Why You Need To Carefully Consider Bitters When Batching Cocktails

No matter what season it is, it's always a great time to play host. But as fun and rewarding as it is to gather everyone you love under one roof, hosting also comes with its stresses and its last-minute scrambles. That's why any good host is always on the lookout for ways to plan ahead and save time so that the day-of events go as smoothly as possible.

There's one thing you can be sure of when it comes to a party: The guests will likely show up wanting a drink. Luckily, there's a way to greet your guests with a fun or festive adult beverage that doesn't involve you retrieving or hand-making every request: batched cocktails. It's the perfect make-ahead item that will keep your guests happy and make your life way easier, all in one fell swoop.

If you're batching a cocktail with bitters in it, whether it's an Old Fashioned, a Negroni, or a seasonal concoction like an apple cider (or watermelon!) cocktail, there's one important thing to keep in mind to make sure the batch comes out perfectly balanced.

What are cocktail bitters, anyway?

There are lots of different types of bitters that you can add to your cocktails, but they all play essentially the same role -– and it's an important one. Bitters are alcohol infused with all different kinds of aromatics and botanicals, from herbs and spices to fruits and even tree bark (per A Couple Cooks). You may not even realize you're sipping on them, but they're those strong, unique finishers that really seal the deal on a cocktail's distinct flavor.

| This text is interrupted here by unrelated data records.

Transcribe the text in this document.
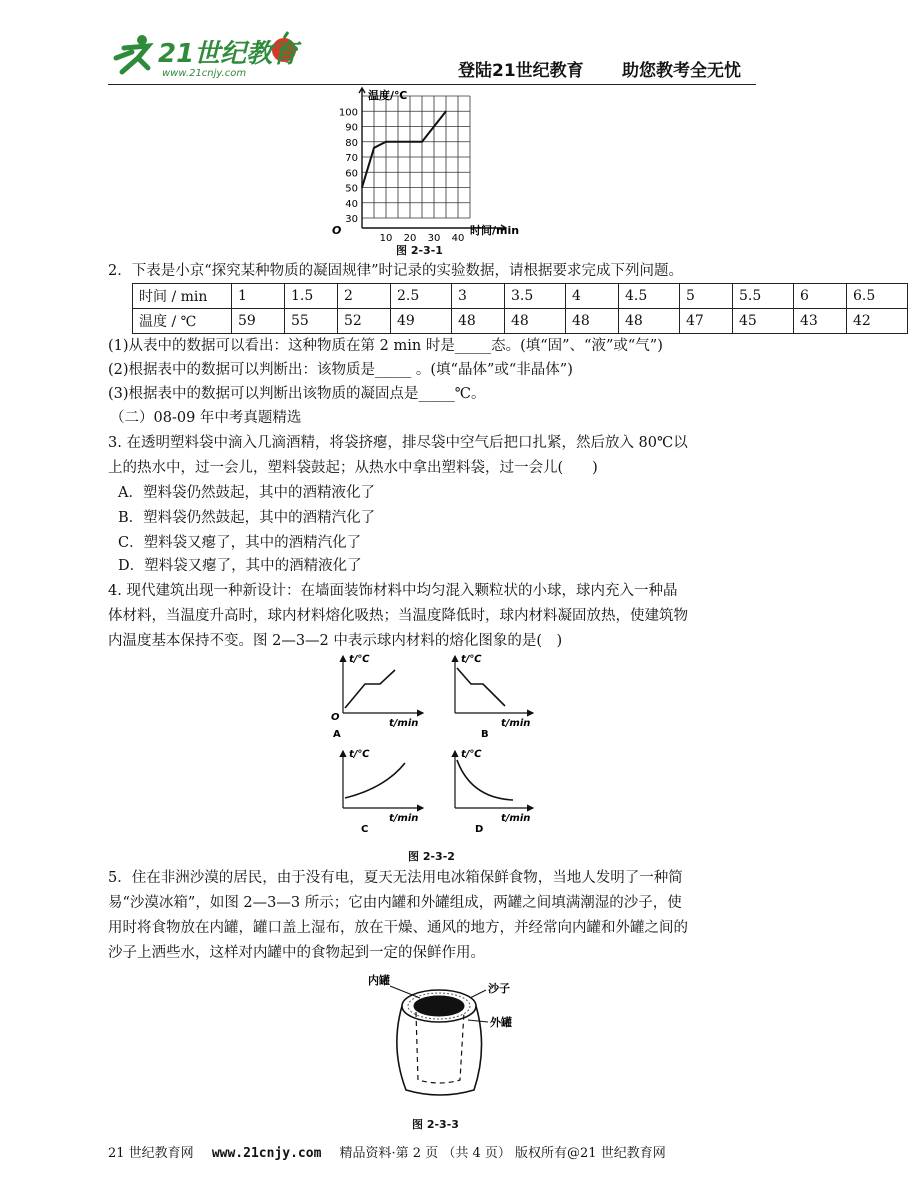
21世纪教育
www.21cnjy.com	登陆21世纪教育 助您教考全无忧
100
90
80
70
60
50
40
30
10 20 30 40
温度/℃
时间/min
O
图 2-3-1
2．下表是小京“探究某种物质的凝固规律”时记录的实验数据，请根据要求完成下列问题。
时间 / min	1	1.5	2	2.5	3	3.5	4	4.5	5	5.5	6	6.5
温度 / ℃	59	55	52	49	48	48	48	48	47	45	43	42
(1)从表中的数据可以看出：这种物质在第 2 min 时是_____态。(填“固”、“液”或“气”)
(2)根据表中的数据可以判断出：该物质是_____ 。(填“晶体”或“非晶体”)
(3)根据表中的数据可以判断出该物质的凝固点是_____℃。
（二）08-09 年中考真题精选
3. 在透明塑料袋中滴入几滴酒精，将袋挤瘪，排尽袋中空气后把口扎紧，然后放入 80℃以
上的热水中，过一会儿，塑料袋鼓起；从热水中拿出塑料袋，过一会儿(　　)
A．塑料袋仍然鼓起，其中的酒精液化了
B．塑料袋仍然鼓起，其中的酒精汽化了
C．塑料袋又瘪了，其中的酒精汽化了
D．塑料袋又瘪了，其中的酒精液化了
4. 现代建筑出现一种新设计：在墙面装饰材料中均匀混入颗粒状的小球，球内充入一种晶
体材料，当温度升高时，球内材料熔化吸热；当温度降低时，球内材料凝固放热，使建筑物
内温度基本保持不变。图 2—3—2 中表示球内材料的熔化图象的是(　)
t/℃
t/min
O
A
t/℃
t/min
B
t/℃
t/min
C
t/℃
t/min
D
图 2-3-2
5．住在非洲沙漠的居民，由于没有电，夏天无法用电冰箱保鲜食物，当地人发明了一种简
易“沙漠冰箱”，如图 2—3—3 所示；它由内罐和外罐组成，两罐之间填满潮湿的沙子，使
用时将食物放在内罐，罐口盖上湿布，放在干燥、通风的地方，并经常向内罐和外罐之间的
沙子上洒些水，这样对内罐中的食物起到一定的保鲜作用。
内罐
沙子
外罐
图 2-3-3
21 世纪教育网 www.21cnjy.com 精品资料·第 2 页 （共 4 页） 版权所有@21 世纪教育网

Only a few dashes, if that, are necessary because these tiny bottles pack a big punch. Some are spicy and bitter, like Angostura bitters, which are used in cocktails like Old Fashioneds, Manhattans, and Pisco Sours. Others have a citrusy, zesty flavor like orange bitters, which you'll find in cocktails like Pegu Clubs, Casanovas, and Negronis. And some are a little minty and sweet like Peychaud's bitters, which are used in the classic Sazerac cocktail.

Less is more: cut down on the bitters

In most cases when you batch a cocktail, you can simply increase the amount of each ingredient, keeping their overall proportions the same. But bitters are different -– if you multiply the original proportion like everything else, your cocktail might end up undrinkable.

That's because, as Cocktail Contessa explains, the longer bitters sit in the cocktail, the more potent and overpowering they'll become. So if you're including them in a batched cocktail that you make ahead of time, you'll need to cut down on the proportion to account for the time spent stewing with the other ingredients -– because once you've over-bittered a cocktail, there's not much you can do to un-bitter it.

Cocktail Contessa recommends cutting the original proportion in half for your batched cocktail, and from there you can always add a few more dashes to taste. An alternative if you want to play it safe is to simply omit the bitters when you make the batch, and instead leave them out for your guests to sprinkle into their glasses once they pour their cocktail.